Había
fiestas que las estudiantes de los últimos años de estudio de los colegios
secundarios hacían para recaudar fondos para su viaje de promoción. Se hacían
en un local de amplios salones, con algún conjunto de rock y en un ambiente en
penumbras y con focos de luces
ultravioleta.
Nunca
había concurrido a una pero un amigo nos ofreció conseguirnos algunas entradas.
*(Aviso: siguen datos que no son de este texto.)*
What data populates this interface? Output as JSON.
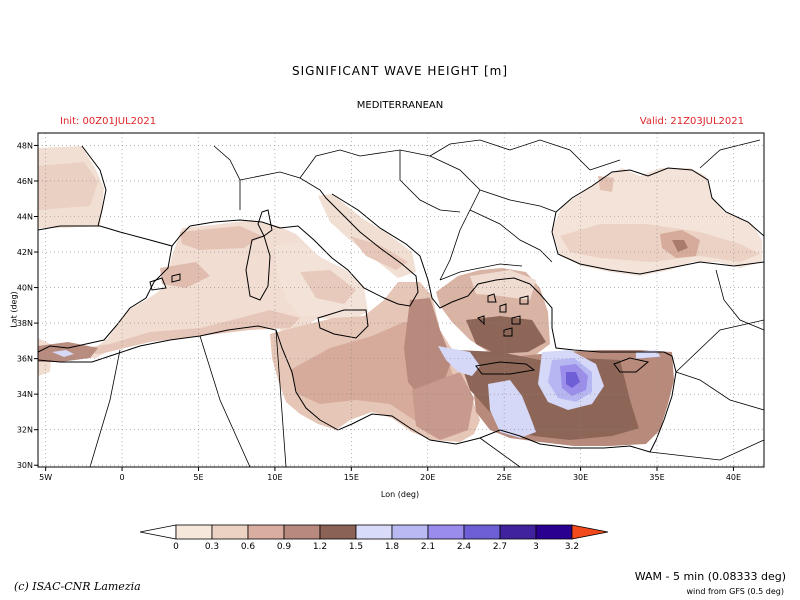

Mis amigos y yo éramos muy jóvenes para disfrutar cabalmente de esas
reuniones pero las compramos con la intención de conocer chicas de nuestra edad
quienes también asistían pero con un propósito que muy pronto habríamos de
descubrir.
Entramos.
Las dulces notas de la melodía de una romántica canción envolvía la habitación,
la leve oscuridad dilataba levemente mis pupilas y el olor de cigarrillo y el
perfume de mujer embriagaba los sentidos y mi edad, mi tierna edad, se encandiló ante goces viejos pero nuevos para mí.
Las
vi. Y mi alma se retorció anhelante,
insegura, temblorosa y vacilante frente a ese ser femenino tan desbordante,
inasible, incomprensible. Tan indescifrables eran que sus actos comprimían,
estrujaban y trituraban mi sensibilidad. Aunque era de más edad que mis
antagonistas femeninas, yo era un
juguete, una marioneta, un títere de sus perversos juegos.
A
los trece y aun a los doce ya sabían cómo turbar a chicos de 15 o 16 y tristemente
fui yo uno entre ellos. Se ufanaban de hacer sufrir con su estudiado desdén y
repentina coquetería al infortunado y púber galán. Con una maliciosa sonrisa, un mohín infantil lo atraían,
más luego, un gélido saludo, una mueca de fastidio hundía en el más profundo
desosiego y desesperación al condenado pretendiente. A pesar de todo eso, me
deslumbraban y me atemorizaban a la vez, como la admiración y el temor que sentí
al ver por primera vez el mar, tan vasto que mis ojos no podían abarcar, tan
inconmensurable que mi mente no lo podía concebir. Nacieron así, no hay tabla
rasa, vienen con algo predeterminado, con esas artes que las hace posar como
damiselas o artemisas en su coto de
caza.
Allí
en la habitación mi tiempo pasaba no en horas sino en rechazos que sufría ante tamaño
contendor. Aun así persistía en quedarme allí porque buscaba lo que Rubén Darío buscó en cada mujer que amó, lo femenino, que habita dentro de su ser.
A
mi edad no sabía muchas cosas, es cierto. Una de las cosas que no sabía era si
en esas lides rondaba el amor. Lo supe años después en mis 20 cuando quise volver a tener 15 o 16 para ser un
triunfador en el amor con lo que ahora si sé.